You can load multiple files at once with the “Read/Write Files from Disk” node. However, this took a long time with just a bit over 100 files. Loading all at once before any further steps are processed also bears the risk of having to process everything all over again.

Instead, you build a workflow that pulls a listing of the files and then processes each PDF file in a loop. If a step fails and terminates the workfow, you will be able restart it and process the remaining documents.

There is no n8n node for listing files, so you have to create the file listing task in two nodes:

The first node, “Execute Command”, executes an shell command like

ls /data/ai-papers-staging/*.pdf

find /data/ai-papers-staging -name "*.pdf"

The second node, “Code in JavaScript” converts the file listing into JSON objects for the n8n data stream.

const stdout = $input.first().json.stdout;
const fileList = stdout.split('\n').filter(name => name.trim() !== '');
const numFiles = fileList.length;

// Map each filename to the standard n8n item structure
return fileList.map((fileName, index) => {
  return {
    json: {
      fileName: fileName,
      number: index + 1,      // Current file position (1-based)
      totalNumber: numFiles   // Total count from the array length
    }
  };
});

The payload, that is carried throughout the workflow from one node to the other, is references as $item array. You only need to consider the first (and only) element, and extract the STDOUT content from the UNIX shell of the “Execute Command” node. The JavaScript code converts the multi-line text into a list of file names, and produces a new array of JSON objects to pass to the next node.

Enter the code snippets into the respective nodes and execute the workflow after you populated the staging folder /data/ai-papers-staging

After the workflow has completed, double click on the “Code in JavaScript” node to see the results.

// Define the cleaning function first

function cleanString(text) {
  if (!text) return "noname";
  return text
    .toLowerCase()
    .replace(/[^a-z0-9]+/g, '_') // Replace special chars/spaces with _
    .replace(/^_+|_+$/g, '');     // Trim underscores from ends
};

function generateHex(length = 8) {
  let result = '';
  const characters = '0123456789abcdef';
  for (let i = 0; i < length; i++) {
    result += characters.charAt(Math.floor(Math.random() * 16));
  }
  return result;
}

// Loop over input items
for (const item of $input.all()) {
  // 1. Get the title from the JSON (falling back to 'untitled' if missing)
  var title = item.json.Title || item.json.Title2 || "untitled";
  
  // 2. Get the filename
  var file_name = item.json.fileName || "";
  file_name = file_name.replace(".pdf", "");
  const hash = item.json.fileNameHash || generateHex(8);
  
  // 3. Create the new filename
  // We clean the combined string, then append .pdf
  const baseName = cleanString(title.substring(0,24)) + "_" + hash;
  
  item.json.NewFilename = baseName + ".pdf";
  item.json.NewFileStem = baseName;
}

return $input.all();

In the body of the loop executes two independent tasks. The one on the top comprised of the “Crypto” and “Create New Filename” nodes forms a new filename for the document from its title and a hash of the original name. Most of the logic is in the code block. However, the build-in JavaScript does not provide a package for hashing alforithms. That’s why you need to use the “Crypto” node.

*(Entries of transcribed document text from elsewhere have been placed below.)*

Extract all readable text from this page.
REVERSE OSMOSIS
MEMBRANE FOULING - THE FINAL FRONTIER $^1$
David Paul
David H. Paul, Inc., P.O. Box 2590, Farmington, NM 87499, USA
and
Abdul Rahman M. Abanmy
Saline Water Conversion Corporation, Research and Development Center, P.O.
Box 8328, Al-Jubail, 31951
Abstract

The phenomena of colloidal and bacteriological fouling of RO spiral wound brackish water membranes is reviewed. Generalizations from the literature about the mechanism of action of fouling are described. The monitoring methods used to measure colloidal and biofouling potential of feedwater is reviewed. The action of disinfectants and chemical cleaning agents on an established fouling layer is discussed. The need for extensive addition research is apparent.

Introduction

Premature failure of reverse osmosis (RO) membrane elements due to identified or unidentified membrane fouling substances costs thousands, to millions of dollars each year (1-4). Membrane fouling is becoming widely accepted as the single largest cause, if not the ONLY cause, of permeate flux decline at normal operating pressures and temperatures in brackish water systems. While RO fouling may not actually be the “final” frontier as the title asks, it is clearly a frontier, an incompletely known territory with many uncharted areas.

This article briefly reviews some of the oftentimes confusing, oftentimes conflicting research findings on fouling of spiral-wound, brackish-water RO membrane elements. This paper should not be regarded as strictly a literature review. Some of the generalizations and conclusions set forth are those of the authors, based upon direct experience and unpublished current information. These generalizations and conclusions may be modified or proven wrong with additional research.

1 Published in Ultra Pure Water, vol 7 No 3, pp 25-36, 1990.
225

The branch below uses Ollama to generate an abstract from the text of the first page of the document.

Both tasks create fields that you need to merged. Finally the data objects inserted into a data table, saved into a JSON file. The original file is renamed to the new name.

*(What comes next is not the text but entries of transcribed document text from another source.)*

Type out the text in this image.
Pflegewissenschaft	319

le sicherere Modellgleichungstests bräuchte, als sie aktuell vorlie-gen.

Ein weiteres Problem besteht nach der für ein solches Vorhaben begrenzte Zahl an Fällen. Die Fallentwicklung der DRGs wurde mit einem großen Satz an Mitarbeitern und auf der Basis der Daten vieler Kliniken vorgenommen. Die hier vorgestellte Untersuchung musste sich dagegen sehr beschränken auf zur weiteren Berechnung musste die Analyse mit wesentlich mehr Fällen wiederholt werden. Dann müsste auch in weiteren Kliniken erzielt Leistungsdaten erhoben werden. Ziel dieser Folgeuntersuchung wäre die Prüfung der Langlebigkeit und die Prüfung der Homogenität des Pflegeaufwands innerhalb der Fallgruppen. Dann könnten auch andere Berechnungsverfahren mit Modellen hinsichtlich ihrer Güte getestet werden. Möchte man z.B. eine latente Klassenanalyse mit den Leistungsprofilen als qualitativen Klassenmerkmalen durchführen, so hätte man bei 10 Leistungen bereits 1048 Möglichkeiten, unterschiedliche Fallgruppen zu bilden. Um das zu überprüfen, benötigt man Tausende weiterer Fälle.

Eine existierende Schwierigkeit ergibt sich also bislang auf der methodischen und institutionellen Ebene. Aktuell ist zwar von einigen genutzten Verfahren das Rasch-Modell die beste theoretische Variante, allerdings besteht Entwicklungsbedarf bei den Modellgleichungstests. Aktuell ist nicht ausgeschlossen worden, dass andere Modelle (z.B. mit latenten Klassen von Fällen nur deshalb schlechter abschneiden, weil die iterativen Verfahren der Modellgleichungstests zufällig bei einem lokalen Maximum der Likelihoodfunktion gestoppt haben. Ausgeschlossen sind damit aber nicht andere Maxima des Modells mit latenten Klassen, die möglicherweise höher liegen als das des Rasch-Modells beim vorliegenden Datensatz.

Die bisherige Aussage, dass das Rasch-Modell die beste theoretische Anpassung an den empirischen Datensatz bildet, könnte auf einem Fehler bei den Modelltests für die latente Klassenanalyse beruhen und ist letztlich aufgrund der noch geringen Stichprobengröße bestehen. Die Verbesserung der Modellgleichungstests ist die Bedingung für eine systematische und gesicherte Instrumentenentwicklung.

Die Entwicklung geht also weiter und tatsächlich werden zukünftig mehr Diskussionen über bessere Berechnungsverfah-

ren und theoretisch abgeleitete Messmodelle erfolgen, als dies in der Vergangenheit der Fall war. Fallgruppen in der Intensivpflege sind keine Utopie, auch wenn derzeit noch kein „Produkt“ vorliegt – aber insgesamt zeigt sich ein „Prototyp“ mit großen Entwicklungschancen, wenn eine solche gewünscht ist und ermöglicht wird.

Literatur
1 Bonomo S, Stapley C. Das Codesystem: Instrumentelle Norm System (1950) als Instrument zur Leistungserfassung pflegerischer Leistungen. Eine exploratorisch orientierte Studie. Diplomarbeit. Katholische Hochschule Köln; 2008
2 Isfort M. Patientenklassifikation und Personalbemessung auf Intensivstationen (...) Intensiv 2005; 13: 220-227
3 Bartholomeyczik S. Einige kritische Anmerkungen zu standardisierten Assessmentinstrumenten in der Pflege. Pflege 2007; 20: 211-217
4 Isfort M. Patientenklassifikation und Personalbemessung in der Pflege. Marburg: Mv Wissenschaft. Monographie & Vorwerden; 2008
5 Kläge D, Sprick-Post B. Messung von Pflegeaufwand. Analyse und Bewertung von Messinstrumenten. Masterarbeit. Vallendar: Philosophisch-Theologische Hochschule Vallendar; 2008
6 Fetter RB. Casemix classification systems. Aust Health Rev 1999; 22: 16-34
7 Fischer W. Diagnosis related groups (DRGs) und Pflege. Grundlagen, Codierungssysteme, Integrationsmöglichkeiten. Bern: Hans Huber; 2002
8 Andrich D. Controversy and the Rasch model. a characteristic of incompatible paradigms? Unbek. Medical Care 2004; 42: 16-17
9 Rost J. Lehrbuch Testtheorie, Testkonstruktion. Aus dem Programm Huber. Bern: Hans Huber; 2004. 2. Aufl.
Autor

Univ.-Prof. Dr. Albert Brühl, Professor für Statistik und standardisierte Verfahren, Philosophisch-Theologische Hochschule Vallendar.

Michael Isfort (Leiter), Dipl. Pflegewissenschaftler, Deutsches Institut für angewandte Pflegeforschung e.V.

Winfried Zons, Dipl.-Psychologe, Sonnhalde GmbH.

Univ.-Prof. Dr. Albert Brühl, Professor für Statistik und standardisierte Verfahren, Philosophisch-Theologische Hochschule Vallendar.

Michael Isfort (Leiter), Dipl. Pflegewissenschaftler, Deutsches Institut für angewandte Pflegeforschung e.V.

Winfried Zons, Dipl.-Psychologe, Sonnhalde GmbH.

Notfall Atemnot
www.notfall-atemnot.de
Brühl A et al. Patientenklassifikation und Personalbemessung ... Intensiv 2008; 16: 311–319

This workflow turned what used to be a messy, manual process into a structured and fully automated pipeline. By combining file system operations, metadata extraction, and lightweight AI processing in n8n, I now have a searchable, consistently named collection of research papers ready for further analysis. Beyond arXiv papers, the same pattern can automate academic literature curation, internal documentation management, or data ingestion for knowledge graph construction. It’s a simple example of how low-code automation can bridge the gap between research workflows and reproducible, scalable systems.